経営理念は船の方向軸
2017年、坂本光司教授のゼミ生たちは、仕事、介護、勉強、研究などを無我夢中でかいくぐる日々の中、担当企業先へ取材に行きました。私は帰り道、社長の一言に号泣しそうになりました。福島県の齋栄織物さんです。
「いい経営理念が会社を変える」(ラグーナ出版)が、経営理念に関する本の中でも稀有な本となったのには理由があります。日本各地56社の経営者が、経営理念を語ることを通して、経営者としての苦しみ、痛み、成長、歓喜、達成感など、すなわち、生きることについて肉声で本心を語り、経営の奇跡を振り返っていますが、坂本教授の本だからこそ、胸襟を開いて核心を語られていると感じます。ゼミ生たちは、うなづき、共感し、時に驚嘆しながら聞き書きで原稿を書きました。私が、56社に共通していると思う点は、社員、地域、顧客への利他の心があることです。

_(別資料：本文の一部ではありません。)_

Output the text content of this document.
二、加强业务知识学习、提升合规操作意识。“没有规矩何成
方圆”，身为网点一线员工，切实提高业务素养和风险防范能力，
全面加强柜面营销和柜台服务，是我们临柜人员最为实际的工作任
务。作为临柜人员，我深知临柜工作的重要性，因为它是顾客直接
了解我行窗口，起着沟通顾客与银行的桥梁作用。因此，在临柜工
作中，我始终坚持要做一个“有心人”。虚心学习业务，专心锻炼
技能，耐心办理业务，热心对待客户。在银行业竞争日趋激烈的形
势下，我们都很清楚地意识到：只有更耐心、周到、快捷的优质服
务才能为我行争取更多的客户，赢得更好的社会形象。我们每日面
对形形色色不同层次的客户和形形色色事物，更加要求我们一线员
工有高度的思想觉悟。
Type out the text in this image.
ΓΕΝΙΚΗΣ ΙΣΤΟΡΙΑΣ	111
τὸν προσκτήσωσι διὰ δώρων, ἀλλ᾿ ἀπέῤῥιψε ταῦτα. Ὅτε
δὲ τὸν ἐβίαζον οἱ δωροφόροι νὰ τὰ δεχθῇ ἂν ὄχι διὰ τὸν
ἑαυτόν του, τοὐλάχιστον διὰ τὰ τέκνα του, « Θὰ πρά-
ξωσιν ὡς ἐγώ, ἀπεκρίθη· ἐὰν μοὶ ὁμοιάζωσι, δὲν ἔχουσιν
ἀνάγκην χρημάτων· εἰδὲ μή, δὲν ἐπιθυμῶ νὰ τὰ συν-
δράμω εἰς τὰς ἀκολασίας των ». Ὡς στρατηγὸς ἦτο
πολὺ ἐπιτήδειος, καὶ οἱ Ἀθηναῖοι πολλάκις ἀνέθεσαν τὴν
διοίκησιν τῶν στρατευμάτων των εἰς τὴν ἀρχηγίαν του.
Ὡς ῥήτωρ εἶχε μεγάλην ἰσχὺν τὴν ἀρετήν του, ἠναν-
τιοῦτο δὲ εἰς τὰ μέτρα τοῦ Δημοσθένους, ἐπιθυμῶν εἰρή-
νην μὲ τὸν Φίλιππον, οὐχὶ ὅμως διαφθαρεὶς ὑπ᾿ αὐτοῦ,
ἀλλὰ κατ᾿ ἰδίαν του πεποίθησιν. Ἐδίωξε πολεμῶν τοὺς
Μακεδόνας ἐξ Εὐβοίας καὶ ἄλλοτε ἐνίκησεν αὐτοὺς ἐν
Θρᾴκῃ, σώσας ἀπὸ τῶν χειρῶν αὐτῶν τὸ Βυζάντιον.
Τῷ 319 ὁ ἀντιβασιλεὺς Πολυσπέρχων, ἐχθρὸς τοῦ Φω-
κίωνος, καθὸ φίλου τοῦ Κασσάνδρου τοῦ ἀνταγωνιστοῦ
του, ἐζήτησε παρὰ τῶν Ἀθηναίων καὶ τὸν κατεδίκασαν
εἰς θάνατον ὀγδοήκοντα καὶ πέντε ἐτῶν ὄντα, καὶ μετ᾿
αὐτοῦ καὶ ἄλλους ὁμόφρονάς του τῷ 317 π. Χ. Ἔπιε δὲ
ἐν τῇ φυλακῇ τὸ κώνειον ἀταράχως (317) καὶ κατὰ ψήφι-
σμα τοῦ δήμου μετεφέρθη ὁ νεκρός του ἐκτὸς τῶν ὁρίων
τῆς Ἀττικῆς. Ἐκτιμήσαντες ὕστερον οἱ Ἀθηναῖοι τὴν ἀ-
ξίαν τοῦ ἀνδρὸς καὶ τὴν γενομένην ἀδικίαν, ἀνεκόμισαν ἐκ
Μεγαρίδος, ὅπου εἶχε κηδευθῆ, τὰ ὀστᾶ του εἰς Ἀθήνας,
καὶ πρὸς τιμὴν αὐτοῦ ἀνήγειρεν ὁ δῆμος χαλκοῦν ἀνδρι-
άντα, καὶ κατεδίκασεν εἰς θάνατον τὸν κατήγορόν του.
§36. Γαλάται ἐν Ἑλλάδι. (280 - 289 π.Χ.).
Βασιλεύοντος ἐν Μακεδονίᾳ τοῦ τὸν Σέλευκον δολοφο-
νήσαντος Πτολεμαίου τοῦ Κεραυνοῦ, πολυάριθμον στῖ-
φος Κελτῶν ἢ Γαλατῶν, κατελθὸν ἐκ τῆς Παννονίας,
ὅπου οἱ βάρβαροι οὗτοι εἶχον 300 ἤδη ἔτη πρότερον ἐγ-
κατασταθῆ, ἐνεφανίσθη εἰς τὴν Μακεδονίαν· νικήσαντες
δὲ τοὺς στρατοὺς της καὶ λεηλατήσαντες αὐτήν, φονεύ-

坂本先生の前書きを改めて読むと、腑に落ちることばかりです。今の私にとって印象深いフレーズがいくつかあり、以下にまとめます。
まず、経営理念を持つ理由は、①年々激化する世界的な企業間競争のなかで、これまで以上に全員参加経営が求められているから。②ステークホルダーが企業を見る目や期待が、かつてとは大きく変わってきているから。その会社の社会的価値は高いのか、その企業は世のため人のために役立っているのか、経営理念は共感・共鳴できるものなのか?ということで企業を評価し始めているからです。
そして、ある経営者は、理念に共感する社員を採用する理念採用に切り替えた結果、離職率は低く、組織の生産性も高くなったと語ります。
また、いい経営理念からは、社会や顧客の心に響く、社員をはじめとしたステークホルダーが共感・共鳴するような内容が匂うものです。
ちなみに経営理念の策定時期は、創業時が理想です。何をやるか、誰と組むかといった創業の目的を明確にしなければ、経営が場当たり的になるからです。